Posted: Friday, November 30, 2012 5:47:11 PM
After I’d stared for several minutes, the strips of bus seat-fabric burned into my eyes. The shuttle bus hit a bump on the road. My mouth was slightly open, my fingers held onto the book I’d brought for the long trip—the afore-mentioned book of Pirsig’s—and I was engrossed in thought.
Around that time, I was obsessed with Eastern philosophy and the Romantic view of history as a cyclical journey of pure imagination. (The only western philosophy I’d even read was The Fountainhead.) My interest in the East led me mainly to Zen, so the title caught my eye in the bookstore.
I was thus very surprised when I read the first chapter of Pirsig’s novel and found that it centered on a narrative about a man and his son. As I read, I gradually grew more annoyed with the narrator, a shallow character detached from even his oldest friends. Then I discovered Phaedrus.
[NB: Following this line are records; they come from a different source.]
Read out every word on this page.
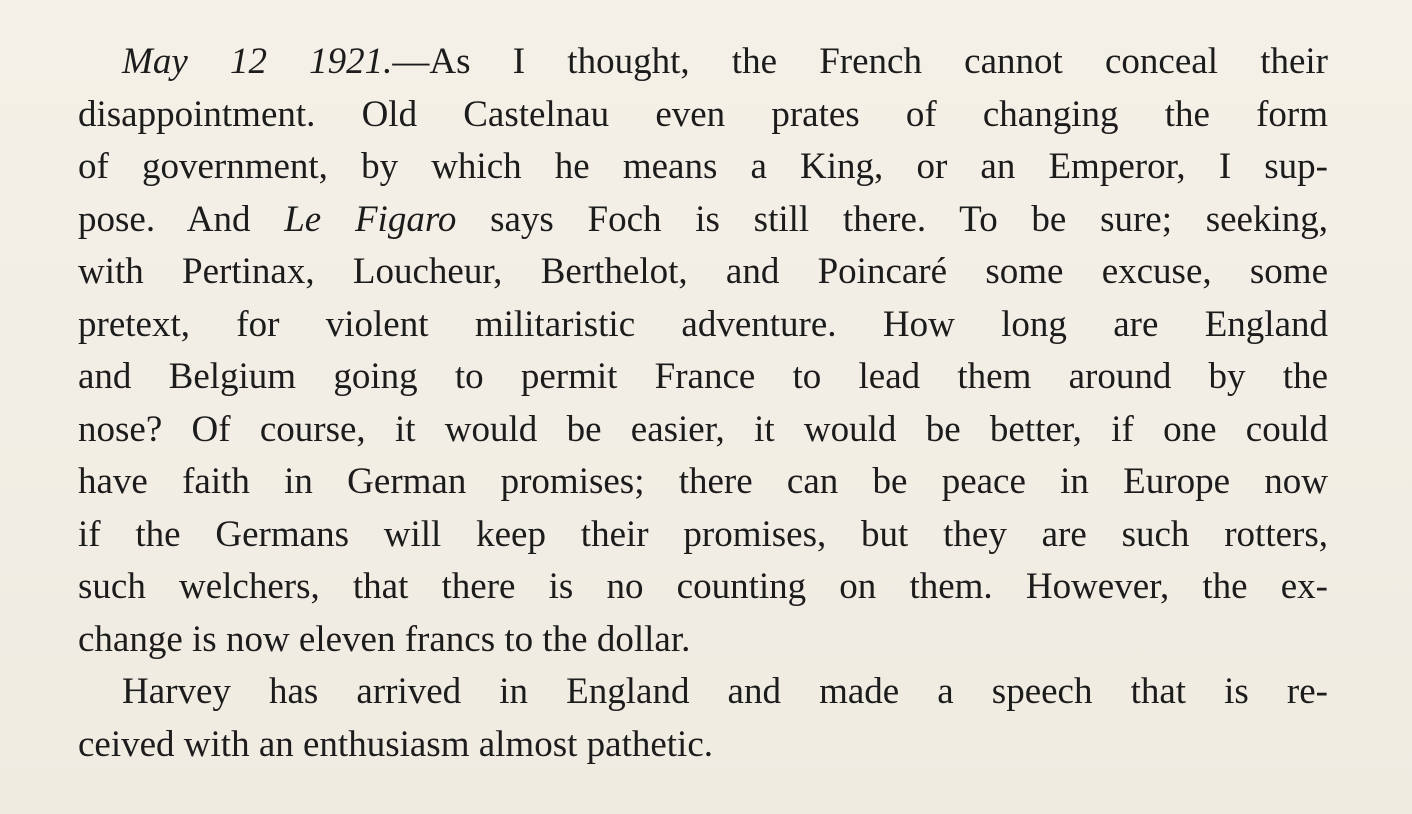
May 12 1921.—As I thought, the French cannot conceal their
disappointment. Old Castelnau even prates of changing the form
of government, by which he means a King, or an Emperor, I sup-
pose. And Le Figaro says Foch is still there. To be sure; seeking,
with Pertinax, Loucheur, Berthelot, and Poincaré some excuse, some
pretext, for violent militaristic adventure. How long are England
and Belgium going to permit France to lead them around by the
nose? Of course, it would be easier, it would be better, if one could
have faith in German promises; there can be peace in Europe now
if the Germans will keep their promises, but they are such rotters,
such welchers, that there is no counting on them. However, the ex-
change is now eleven francs to the dollar.
Harvey has arrived in England and made a speech that is re-
ceived with an enthusiasm almost pathetic.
This character works in the novel as a teacher of rhetoric in a small college and develops there his theories of Romantic and Classical world-views. As I read of how the narrator viewed the world, I slowly realized that I wasn’t quite as left-brained as I’d thought—even Pirgig’s mechanical imagery seemed to reinforce the idea that I was a Classicalist. When he described a person, I was bored by the personalities presented, the life stories that were so bleak—abstract philosophy, meanwhile, enraptured me.
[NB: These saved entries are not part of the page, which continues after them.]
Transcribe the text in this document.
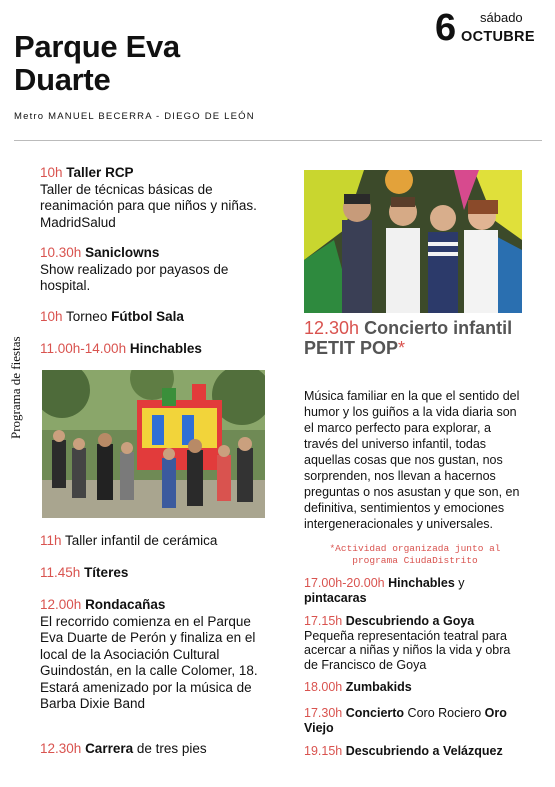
Parque Eva
Duarte
Metro MANUEL BECERRA - DIEGO DE LEÓN
6 sábado
OCTUBRE
Programa de fiestas
10h Taller RCP
Taller de técnicas básicas de reanimación para que niños y niñas. MadridSalud
10.30h Saniclowns
Show realizado por payasos de hospital.
10h Torneo Fútbol Sala
11.00h-14.00h Hinchables
11h Taller infantil de cerámica
11.45h Títeres
12.00h Rondacañas
El recorrido comienza en el Parque Eva Duarte de Perón y finaliza en el local de la Asociación Cultural Guindostán, en la calle Colomer, 18. Estará amenizado por la música de Barba Dixie Band
12.30h Carrera de tres pies
12.30h Concierto infantil PETIT POP*
Música familiar en la que el sentido del humor y los guiños a la vida diaria son el marco perfecto para explorar, a través del universo infantil, todas aquellas cosas que nos gustan, nos sorprenden, nos llevan a hacernos preguntas o nos asustan y que son, en definitiva, sentimientos y emociones intergeneracionales y universales.
*Actividad organizada junto al programa CiudaDistrito
17.00h-20.00h Hinchables y pintacaras
17.15h Descubriendo a Goya
Pequeña representación teatral para acercar a niñas y niños la vida y obra de Francisco de Goya
18.00h Zumbakids
17.30h Concierto Coro Rociero Oro Viejo
19.15h Descubriendo a Velázquez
I moved with the story’s bits of philosophic monologue, and reexamined each facet of my existence—I eventually found that I was logical, yet imaginative, just like Phaedrus.
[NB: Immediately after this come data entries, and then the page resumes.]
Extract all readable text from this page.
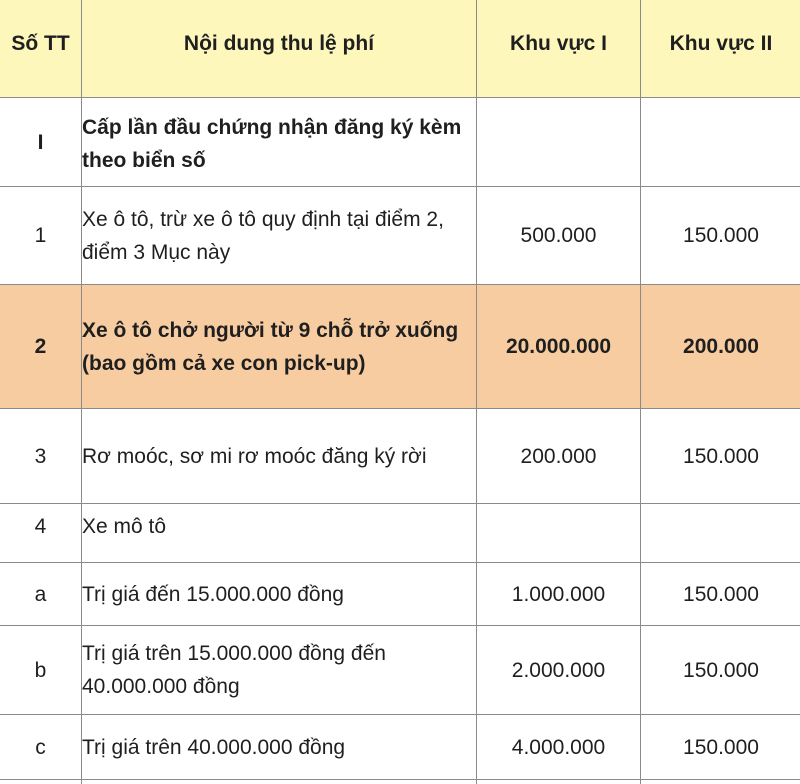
Số TT	Nội dung thu lệ phí	Khu vực I	Khu vực II
I	Cấp lần đầu chứng nhận đăng ký kèm theo biển số		
1	Xe ô tô, trừ xe ô tô quy định tại điểm 2, điểm 3 Mục này	500.000	150.000
2	Xe ô tô chở người từ 9 chỗ trở xuống (bao gồm cả xe con pick-up)	20.000.000	200.000
3	Rơ moóc, sơ mi rơ moóc đăng ký rời	200.000	150.000
4	Xe mô tô		
a	Trị giá đến 15.000.000 đồng	1.000.000	150.000
b	Trị giá trên 15.000.000 đồng đến 40.000.000 đồng	2.000.000	150.000
c	Trị giá trên 40.000.000 đồng	4.000.000	150.000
I was overjoyed, and bemused, when I shared Phaedrus’s realization near the end of the book. Through my reading, I had slowly become unsure of my previous perspectives on life—if I was so illogical in the past, could there be any hope for a world of reason for myself in the present, or even the future? There would always be a segment of my beliefs devoted to the idea that untempered imagination was the greatest force in the universe, and, to my mind, this would always be the opposite of the reason I’d come to have. However, as I read of Phaedrus discovering a similarity between Ancient Greek philosophy and Taoism, I thought back to my own reading. Pirsig’s quotes from Tao Te Ching pointed towards quotes from Ayn Rand, which led me back to my own thoughts. A grand puzzle came together, as it did for Phaedrus, and I realized that the two views of the world had to be reconciled, to coexist in any mind. When I reached the book’s conclusion that all philosophers strive for this ideal, I turned back to the cover and looked at the insignia of a wrench and a lotus flower embossed there. This book had helped to combine the two things, and so would I.